I was yarding 203 (an intermodal freight) at Inman Yard today and I
noticed 4 welded rail (a/k/a ribbon rail) trains in the yard.
Three of which were up on the north end in the Local Yard and the 4th
was actually being loaded in real time at the rail fabrication plant
next to the intermodal yard. All but one of the rail trains had a box
car on the end opposite from the hydraulic loading/unloading car.
I noticed the shorted of the trains had only 18 flat cars. The
longest one appeared to have about 24. This stands to reason, because
welded ribbon rain is generally loaded in lengths of 1/4 mile or
roughly 1320 feet. I've actually run a few of these trains in through
freight service to Greenville, SC, and if I recall they're usually
about 1600-1700 feet long, which stands to reason, because the time
you add a few hundred feet to account for the locomotive (usually one,
but I have seen two on occassion). Also the rear hydraulic car, and
the boxcar(s) that are on the head end account for another 50 to 100
feet of the train length.
As someone pointed out, they indeed have only TWO racks per car for
the rails to slide on. The Norfolk Southern rail trains have racks
that are tall enough to hold six levels of rail. I've never counted
how many rails wide each rack is. Just taking a wild guess I'd say
either 10 or 12 wide. So that'd be somewhere around 60 or 72 or so
rails per train. It may not be 10 wide, but I think it is atleast
that wide. But say it's only 60 rails per train...that'd be 15 miles
of rail (or 7.5 miles if you consider it takes two rails per mile)
Rail trains like this are often used to REPLACE worn rail. The rail
is delivered on location by a crew in "work train" service. The track
department will have a number of employees there to assist and direct
the unloading of the new rail at the location. Then the work train
leaves. At some point later, the track department will come in and
replace the worn rail with new rail and move the old rail aside.
Eventually another work train (empty) will be called and the track
department will assist that crew in loading up the old rail to be
taken somewhere. I'm not sure what they do with the old rail...I'm
guessing it's melted down and recycled into new rail or other steel
Just in case you're wondering, work trains (whether rail trains,
ballast trains, cross tie trains, etc) are the most boring of all
trains on the railroad, because you wind up doing a lot of sitting and
waiting. Maybe pulling ahead a few hundred feet and stopping again
for long periods of time, repeat ad infinitum...trust me...very
You could literally bring a barbeque grill and set it up and have a
picnic waiting for the next move to be made (and I've heard tale that
in the OLD days this very thing happened on some work trains where
they had SD40-2's with the long "porches".

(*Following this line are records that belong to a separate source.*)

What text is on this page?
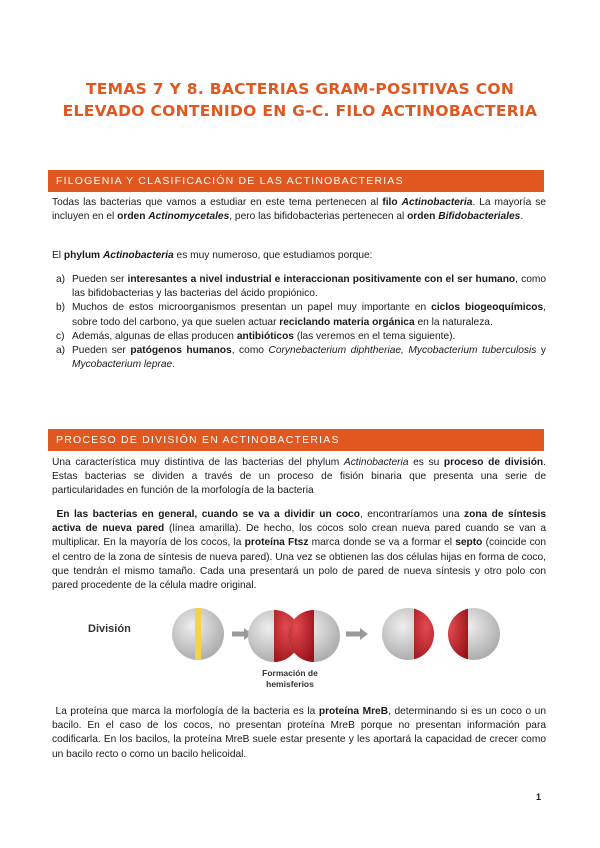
TEMAS 7 Y 8. BACTERIAS GRAM-POSITIVAS CON ELEVADO CONTENIDO EN G-C. FILO ACTINOBACTERIA
FILOGENIA Y CLASIFICACIÓN DE LAS ACTINOBACTERIAS
Todas las bacterias que vamos a estudiar en este tema pertenecen al filo Actinobacteria. La mayoría se incluyen en el orden Actinomycetales, pero las bifidobacterias pertenecen al orden Bifidobacteriales.
El phylum Actinobacteria es muy numeroso, que estudiamos porque:
a) Pueden ser interesantes a nivel industrial e interaccionan positivamente con el ser humano, como las bifidobacterias y las bacterias del ácido propiónico.
b) Muchos de estos microorganismos presentan un papel muy importante en ciclos biogeoquímicos, sobre todo del carbono, ya que suelen actuar reciclando materia orgánica en la naturaleza.
c) Además, algunas de ellas producen antibióticos (las veremos en el tema siguiente).
a) Pueden ser patógenos humanos, como Corynebacterium diphtheriae, Mycobacterium tuberculosis y Mycobacterium leprae.
PROCESO DE DIVISIÓN EN ACTINOBACTERIAS
Una característica muy distintiva de las bacterias del phylum Actinobacteria es su proceso de división. Estas bacterias se dividen a través de un proceso de fisión binaria que presenta una serie de particularidades en función de la morfología de la bacteria
En las bacterias en general, cuando se va a dividir un coco, encontraríamos una zona de síntesis activa de nueva pared (línea amarilla). De hecho, los cocos solo crean nueva pared cuando se van a multiplicar. En la mayoría de los cocos, la proteína Ftsz marca donde se va a formar el septo (coincide con el centro de la zona de síntesis de nueva pared). Una vez se obtienen las dos células hijas en forma de coco, que tendrán el mismo tamaño. Cada una presentará un polo de pared de nueva síntesis y otro polo con pared procedente de la célula madre original.
División
Formación de
hemisferios
La proteína que marca la morfología de la bacteria es la proteína MreB, determinando si es un coco o un bacilo. En el caso de los cocos, no presentan proteína MreB porque no presentan información para codificarla. En los bacilos, la proteína MreB suele estar presente y les aportará la capacidad de crecer como un bacilo recto o como un bacilo helicoidal.
1
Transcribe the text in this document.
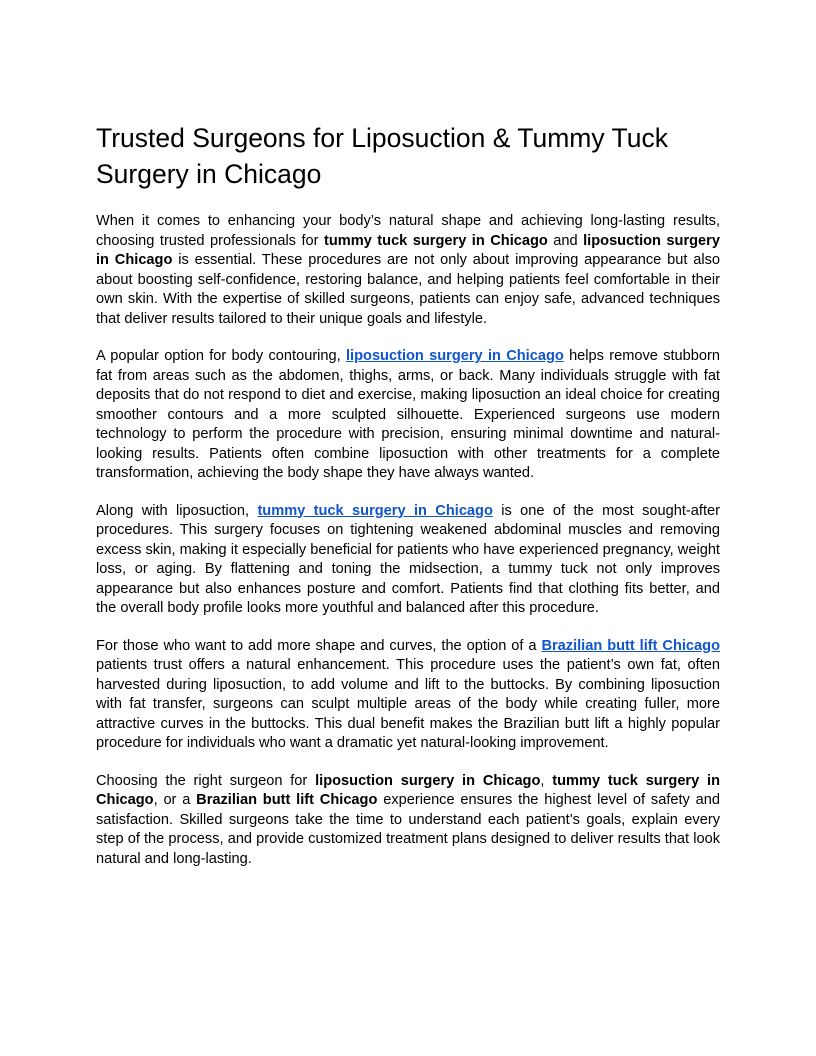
Trusted Surgeons for Liposuction & Tummy Tuck Surgery in Chicago

When it comes to enhancing your body’s natural shape and achieving long-lasting results, choosing trusted professionals for tummy tuck surgery in Chicago and liposuction surgery in Chicago is essential. These procedures are not only about improving appearance but also about boosting self-confidence, restoring balance, and helping patients feel comfortable in their own skin. With the expertise of skilled surgeons, patients can enjoy safe, advanced techniques that deliver results tailored to their unique goals and lifestyle.

A popular option for body contouring, liposuction surgery in Chicago helps remove stubborn fat from areas such as the abdomen, thighs, arms, or back. Many individuals struggle with fat deposits that do not respond to diet and exercise, making liposuction an ideal choice for creating smoother contours and a more sculpted silhouette. Experienced surgeons use modern technology to perform the procedure with precision, ensuring minimal downtime and natural-looking results. Patients often combine liposuction with other treatments for a complete transformation, achieving the body shape they have always wanted.

Along with liposuction, tummy tuck surgery in Chicago is one of the most sought-after procedures. This surgery focuses on tightening weakened abdominal muscles and removing excess skin, making it especially beneficial for patients who have experienced pregnancy, weight loss, or aging. By flattening and toning the midsection, a tummy tuck not only improves appearance but also enhances posture and comfort. Patients find that clothing fits better, and the overall body profile looks more youthful and balanced after this procedure.

For those who want to add more shape and curves, the option of a Brazilian butt lift Chicago patients trust offers a natural enhancement. This procedure uses the patient’s own fat, often harvested during liposuction, to add volume and lift to the buttocks. By combining liposuction with fat transfer, surgeons can sculpt multiple areas of the body while creating fuller, more attractive curves in the buttocks. This dual benefit makes the Brazilian butt lift a highly popular procedure for individuals who want a dramatic yet natural-looking improvement.

Choosing the right surgeon for liposuction surgery in Chicago, tummy tuck surgery in Chicago, or a Brazilian butt lift Chicago experience ensures the highest level of safety and satisfaction. Skilled surgeons take the time to understand each patient’s goals, explain every step of the process, and provide customized treatment plans designed to deliver results that look natural and long-lasting.
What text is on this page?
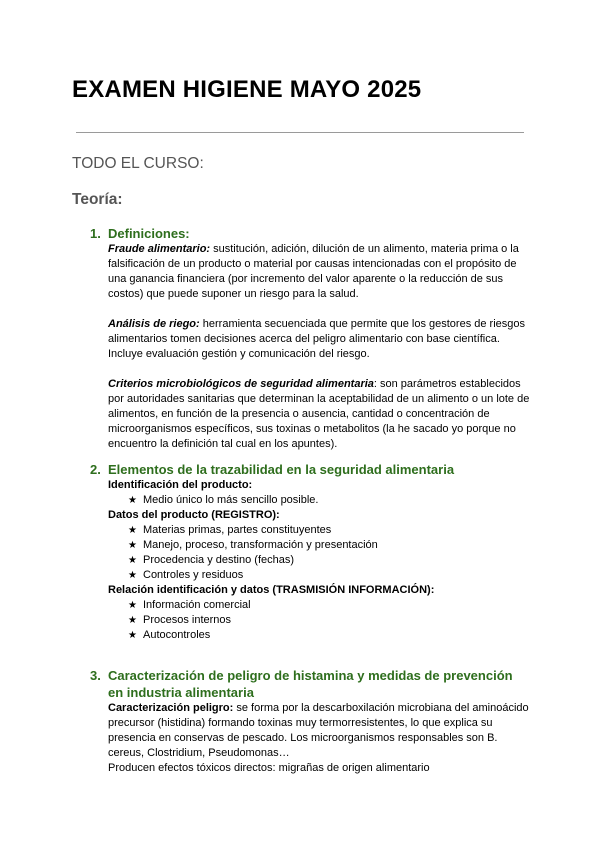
EXAMEN HIGIENE MAYO 2025
TODO EL CURSO:
Teoría:
1. Definiciones:

Fraude alimentario: sustitución, adición, dilución de un alimento, materia prima o la falsificación de un producto o material por causas intencionadas con el propósito de una ganancia financiera (por incremento del valor aparente o la reducción de sus costos) que puede suponer un riesgo para la salud.

Análisis de riego: herramienta secuenciada que permite que los gestores de riesgos alimentarios tomen decisiones acerca del peligro alimentario con base científica. Incluye evaluación gestión y comunicación del riesgo.

Criterios microbiológicos de seguridad alimentaria: son parámetros establecidos por autoridades sanitarias que determinan la aceptabilidad de un alimento o un lote de alimentos, en función de la presencia o ausencia, cantidad o concentración de microorganismos específicos, sus toxinas o metabolitos (la he sacado yo porque no encuentro la definición tal cual en los apuntes).

2. Elementos de la trazabilidad en la seguridad alimentaria
Identificación del producto:
★ Medio único lo más sencillo posible.
Datos del producto (REGISTRO):
★ Materias primas, partes constituyentes
★ Manejo, proceso, transformación y presentación
★ Procedencia y destino (fechas)
★ Controles y residuos
Relación identificación y datos (TRASMISIÓN INFORMACIÓN):
★ Información comercial
★ Procesos internos
★ Autocontroles
3. Caracterización de peligro de histamina y medidas de prevención en industria alimentaria

Caracterización peligro: se forma por la descarboxilación microbiana del aminoácido precursor (histidina) formando toxinas muy termorresistentes, lo que explica su presencia en conservas de pescado. Los microorganismos responsables son B. cereus, Clostridium, Pseudomonas…

Producen efectos tóxicos directos: migrañas de origen alimentario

Anyway, getting back to the rail trains. Perhaps instead of trying to
model a welded ribbon rail train, someone might prefer modelling a
sectional rail train. It's very common to see entire trains made of
flat cars (or in some cases gondolas) loaded with sections of jointed
rail anywhere from 25 feet to about 40 feet long. You might have a
train with 50 or 60 of these in the consist. There's no limit to how
long or short, since they're loaded in individual cars rather than a
Ribbon rail flats have the knuckles "locked" using a nut and bolt to
lock the pin and prevent the cut lever from working. Sectional rail
trains usually don't have this, as they may not all be going to the
same destination. You also see a lot of sectional rail cars mixed in
with various through freights.
It's also common to occassionally see a welded ribbon rail unit train
on the head end or rear end of a mixed freight. Sometimes you'll see
2 or 3 empty welded rail trains moved together in a single train.